4. Computed well-formedness

This is the differentiator. The engine validates (flags, doesn't throw):

  1. Bipartite alternation — events and functions strictly alternate along any path; connectors don't break it.
  2. Start/end must be events — a function may not be a start or end node.
  3. Signature rule — an event must not be the source of an OR/XOR split (a passive event cannot decide); an AND-split after an event is allowed.
  4. Split/join balancing — a split of type T should be closed by a join of type T; mismatches are warnings (real EPCs are sometimes unbalanced).
  5. Single-in / single-out per event and function — connectors carry the multiplicity.
  6. Reachability — every node reachable from a start and reaching an end.
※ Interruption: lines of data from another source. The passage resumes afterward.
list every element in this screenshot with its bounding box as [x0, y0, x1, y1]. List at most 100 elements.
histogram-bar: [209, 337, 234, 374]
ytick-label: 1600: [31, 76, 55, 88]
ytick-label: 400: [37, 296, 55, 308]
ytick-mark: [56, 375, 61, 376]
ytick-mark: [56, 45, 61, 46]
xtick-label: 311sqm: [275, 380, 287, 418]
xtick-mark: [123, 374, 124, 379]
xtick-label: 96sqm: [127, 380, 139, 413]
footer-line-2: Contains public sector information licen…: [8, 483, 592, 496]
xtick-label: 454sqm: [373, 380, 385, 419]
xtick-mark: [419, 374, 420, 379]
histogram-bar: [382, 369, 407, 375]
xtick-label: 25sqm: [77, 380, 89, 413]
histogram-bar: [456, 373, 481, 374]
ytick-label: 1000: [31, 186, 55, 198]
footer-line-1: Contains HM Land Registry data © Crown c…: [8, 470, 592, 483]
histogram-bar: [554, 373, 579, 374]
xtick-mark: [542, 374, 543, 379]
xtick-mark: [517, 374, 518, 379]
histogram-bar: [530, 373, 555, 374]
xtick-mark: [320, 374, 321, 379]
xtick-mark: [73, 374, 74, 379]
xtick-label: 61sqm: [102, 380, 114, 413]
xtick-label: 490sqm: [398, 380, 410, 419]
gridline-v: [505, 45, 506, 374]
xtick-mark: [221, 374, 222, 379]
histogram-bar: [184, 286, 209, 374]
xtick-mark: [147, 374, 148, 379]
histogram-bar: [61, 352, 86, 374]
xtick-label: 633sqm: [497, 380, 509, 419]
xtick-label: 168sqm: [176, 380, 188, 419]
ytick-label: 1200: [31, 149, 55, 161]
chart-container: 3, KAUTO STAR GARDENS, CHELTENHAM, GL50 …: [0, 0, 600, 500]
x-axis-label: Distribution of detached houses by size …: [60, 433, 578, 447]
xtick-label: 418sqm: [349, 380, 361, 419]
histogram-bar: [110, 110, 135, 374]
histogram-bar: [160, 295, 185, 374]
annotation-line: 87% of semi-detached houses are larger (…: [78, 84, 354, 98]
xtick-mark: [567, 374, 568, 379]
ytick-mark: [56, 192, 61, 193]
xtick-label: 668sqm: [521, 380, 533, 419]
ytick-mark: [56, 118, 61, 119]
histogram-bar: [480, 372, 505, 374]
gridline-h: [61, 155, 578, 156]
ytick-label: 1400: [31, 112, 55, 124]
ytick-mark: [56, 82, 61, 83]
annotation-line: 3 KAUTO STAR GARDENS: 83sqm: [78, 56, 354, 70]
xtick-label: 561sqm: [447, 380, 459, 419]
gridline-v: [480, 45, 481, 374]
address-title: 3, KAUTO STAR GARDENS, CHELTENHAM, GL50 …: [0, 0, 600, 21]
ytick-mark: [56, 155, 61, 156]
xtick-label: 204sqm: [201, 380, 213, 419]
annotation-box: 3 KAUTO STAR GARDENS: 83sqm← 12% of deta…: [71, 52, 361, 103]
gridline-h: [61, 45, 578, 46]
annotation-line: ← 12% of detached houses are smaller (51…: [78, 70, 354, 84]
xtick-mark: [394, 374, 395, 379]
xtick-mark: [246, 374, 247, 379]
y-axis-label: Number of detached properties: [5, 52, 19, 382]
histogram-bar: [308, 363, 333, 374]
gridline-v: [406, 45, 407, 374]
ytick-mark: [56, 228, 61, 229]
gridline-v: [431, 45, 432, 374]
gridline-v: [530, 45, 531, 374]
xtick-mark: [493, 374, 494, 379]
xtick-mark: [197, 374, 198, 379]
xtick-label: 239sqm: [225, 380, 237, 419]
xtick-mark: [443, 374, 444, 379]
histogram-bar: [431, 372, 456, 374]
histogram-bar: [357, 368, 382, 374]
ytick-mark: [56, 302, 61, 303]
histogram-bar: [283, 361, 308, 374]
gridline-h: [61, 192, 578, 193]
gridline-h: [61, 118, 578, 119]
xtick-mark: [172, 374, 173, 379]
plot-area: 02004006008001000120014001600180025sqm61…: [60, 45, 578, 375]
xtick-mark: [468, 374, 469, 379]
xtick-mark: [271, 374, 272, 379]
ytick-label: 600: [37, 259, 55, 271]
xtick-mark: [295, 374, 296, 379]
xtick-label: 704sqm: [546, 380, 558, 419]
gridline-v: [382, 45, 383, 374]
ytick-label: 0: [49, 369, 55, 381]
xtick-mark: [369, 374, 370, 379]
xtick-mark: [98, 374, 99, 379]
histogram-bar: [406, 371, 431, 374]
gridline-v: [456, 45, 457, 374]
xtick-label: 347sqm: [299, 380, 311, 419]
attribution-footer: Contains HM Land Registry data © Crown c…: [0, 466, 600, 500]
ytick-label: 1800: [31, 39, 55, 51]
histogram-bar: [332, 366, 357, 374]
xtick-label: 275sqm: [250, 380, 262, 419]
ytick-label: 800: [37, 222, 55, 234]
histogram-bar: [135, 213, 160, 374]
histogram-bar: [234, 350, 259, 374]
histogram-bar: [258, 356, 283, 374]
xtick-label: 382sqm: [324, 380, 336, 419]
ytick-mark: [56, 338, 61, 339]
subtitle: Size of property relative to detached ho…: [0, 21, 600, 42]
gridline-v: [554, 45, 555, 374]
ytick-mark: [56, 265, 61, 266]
Offending nodes are highlighted with data-* flags; the diagram still renders.


5. Common mistakes

# WRONG — invalid id (must start with a letter)
event 9bad

# AVOID — redeclaring a node (the first wins, a warning is raised)
event E1 "first"
event E1 "second"

Ids must start with a letter; a redeclared node keeps the first definition and warns. Because event→XOR/OR splits are flagged, route a decision through a function that produces the decision, then split.


6. Standard compliance

Notation and rules follow ARIS EPC convention (Scheer), van der Aalst (1999), and Mendling (2008): hexagonal events, rounded-rectangle functions, ∧/∨/× connectors, and the event-cannot-decide signature constraint.

7. Roadmap

Deferred: process-interface (off-page) nodes, organisational-unit/data-object lanes (eEPC), and split/join automatic repair suggestions.